Not to mention the lack of a single decent WYSIWYG HTML editor in Linux, forcing the clients to continue to use FrontPage. If I'm wrong, PLEASE guide me to it.
# Erik
I attended a presentation yesterday for one of my Master's colleagues. Her thesis topic is implementing a buffer optimising technique in PostgreSQL. She claims that although there is extensive theoretical backing for the algorithm, it has never been implemented.
Clearly this will be a major boon for PostgreSQL. Why did she choose that as her platform? Because she can't get access to the source of other DBMSs, of course! (Actually her research group has close enough ties to IBM that she probably could have got DB2, but I'd assume that she's also favouring the smaller source size.)
The best databases of today are commercial, but the best ones of tomorrow will be OS. Just as academia leapfrogged over industry to make Haskell, the really big ideas will appear in OS first.
Most OSS is crap. Sorry, but it's true.
It's pathetically difficult to install, configure, and use, and it lacks robustness.
Apache, Ogg Vorbis, The Gimp, and a few other open-source success stories exist. I'm glad that they do exist, because I believe strongly in the principles behind open-source and free software. But it seems that only the relatively small, focused OSS projects end up being successful (due to their minimal management and coordination requirements), whereas anything much larger quickly becomes a chaotic sloppy mess of unneeded technical complexity and poor architecture.
But the vast majority of OSS is crappy, and the various existing GNU/Linux or BSD systems (even the commercially-developed ones like Red Hat) lack the complete top-down development approach necessary to produce a coherent, easy-to-use system.

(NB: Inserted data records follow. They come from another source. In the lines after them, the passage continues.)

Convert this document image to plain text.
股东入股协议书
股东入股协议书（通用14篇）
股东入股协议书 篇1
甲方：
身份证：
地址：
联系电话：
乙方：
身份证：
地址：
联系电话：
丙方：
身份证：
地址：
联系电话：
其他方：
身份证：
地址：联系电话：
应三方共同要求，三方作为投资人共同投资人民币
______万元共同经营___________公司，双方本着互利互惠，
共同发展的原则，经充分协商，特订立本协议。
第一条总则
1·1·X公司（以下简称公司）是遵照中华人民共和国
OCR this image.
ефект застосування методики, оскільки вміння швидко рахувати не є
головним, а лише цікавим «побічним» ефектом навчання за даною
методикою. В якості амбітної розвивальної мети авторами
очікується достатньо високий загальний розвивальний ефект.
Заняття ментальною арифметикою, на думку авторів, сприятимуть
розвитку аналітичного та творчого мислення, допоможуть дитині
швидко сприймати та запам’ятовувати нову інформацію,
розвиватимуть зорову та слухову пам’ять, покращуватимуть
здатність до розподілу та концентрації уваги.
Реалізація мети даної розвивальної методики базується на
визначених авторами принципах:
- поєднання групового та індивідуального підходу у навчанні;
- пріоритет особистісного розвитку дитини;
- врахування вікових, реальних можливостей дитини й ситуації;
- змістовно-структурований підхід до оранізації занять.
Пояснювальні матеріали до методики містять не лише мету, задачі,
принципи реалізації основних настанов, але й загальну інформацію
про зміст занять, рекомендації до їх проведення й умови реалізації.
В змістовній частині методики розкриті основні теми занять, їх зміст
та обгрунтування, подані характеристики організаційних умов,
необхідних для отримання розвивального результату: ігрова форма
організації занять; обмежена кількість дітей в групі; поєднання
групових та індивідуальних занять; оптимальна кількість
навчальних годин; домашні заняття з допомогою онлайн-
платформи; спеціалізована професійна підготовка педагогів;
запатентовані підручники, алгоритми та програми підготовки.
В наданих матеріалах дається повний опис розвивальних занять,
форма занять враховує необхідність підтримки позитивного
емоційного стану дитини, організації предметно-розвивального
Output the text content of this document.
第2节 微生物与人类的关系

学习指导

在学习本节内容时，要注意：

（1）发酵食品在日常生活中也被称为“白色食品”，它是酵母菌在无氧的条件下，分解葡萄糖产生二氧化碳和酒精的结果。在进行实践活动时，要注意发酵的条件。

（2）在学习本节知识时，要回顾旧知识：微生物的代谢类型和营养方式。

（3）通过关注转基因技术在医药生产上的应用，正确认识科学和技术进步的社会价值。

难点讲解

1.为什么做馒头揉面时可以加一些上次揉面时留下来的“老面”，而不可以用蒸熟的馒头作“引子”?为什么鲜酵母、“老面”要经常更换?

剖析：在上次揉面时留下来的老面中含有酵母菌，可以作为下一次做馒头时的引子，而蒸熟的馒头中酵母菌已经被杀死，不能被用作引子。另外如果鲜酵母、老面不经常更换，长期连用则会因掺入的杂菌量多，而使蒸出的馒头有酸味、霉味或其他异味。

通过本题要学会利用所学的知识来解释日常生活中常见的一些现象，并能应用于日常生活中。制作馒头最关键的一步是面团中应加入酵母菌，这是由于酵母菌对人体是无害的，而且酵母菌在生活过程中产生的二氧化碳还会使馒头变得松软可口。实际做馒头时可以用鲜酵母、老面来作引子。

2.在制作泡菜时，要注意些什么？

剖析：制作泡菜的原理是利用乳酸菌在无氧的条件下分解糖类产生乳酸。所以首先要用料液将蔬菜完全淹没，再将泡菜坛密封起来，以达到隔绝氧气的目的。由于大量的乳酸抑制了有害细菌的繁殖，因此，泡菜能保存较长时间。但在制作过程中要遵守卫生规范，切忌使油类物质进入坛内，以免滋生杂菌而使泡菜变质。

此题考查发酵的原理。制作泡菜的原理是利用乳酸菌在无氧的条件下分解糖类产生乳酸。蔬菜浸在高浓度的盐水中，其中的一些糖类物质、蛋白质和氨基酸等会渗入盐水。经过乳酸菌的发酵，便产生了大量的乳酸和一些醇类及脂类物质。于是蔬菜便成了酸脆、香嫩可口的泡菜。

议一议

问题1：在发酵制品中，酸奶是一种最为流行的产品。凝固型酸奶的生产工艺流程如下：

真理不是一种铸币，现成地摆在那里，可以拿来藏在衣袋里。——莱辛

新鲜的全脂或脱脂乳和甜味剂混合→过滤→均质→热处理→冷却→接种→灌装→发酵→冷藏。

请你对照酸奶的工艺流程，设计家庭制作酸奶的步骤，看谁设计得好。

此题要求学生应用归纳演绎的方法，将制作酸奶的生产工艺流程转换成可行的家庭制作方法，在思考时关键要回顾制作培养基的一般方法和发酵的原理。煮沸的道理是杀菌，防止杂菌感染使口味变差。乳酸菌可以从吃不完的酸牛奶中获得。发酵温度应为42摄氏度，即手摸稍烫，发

I'm tired of all these "prophets" proclaiming what will or what won't happen. Everyone should shut the hell up and work on what interests them. If you want OSS and free software to succeed, quit talking about it and start working on the things it so badly needs (ease of installation, ease of use, standardizard user interface, more robustness, more hardware support). If you work on things with conviction, you'll make your desired outcome happen, and then you won't have to waste your time prophetizing.
And no, this is not a troll. This is an objective and genuine opinion, and I stand by it. Feel free to disagree with me or reply with disgust or hatred, but don't be an immature jackass and moderate the post as a "Troll" just because you disagree.
Moderator hint: a comment is neither "Flamebait" nor "Troll" if it is true.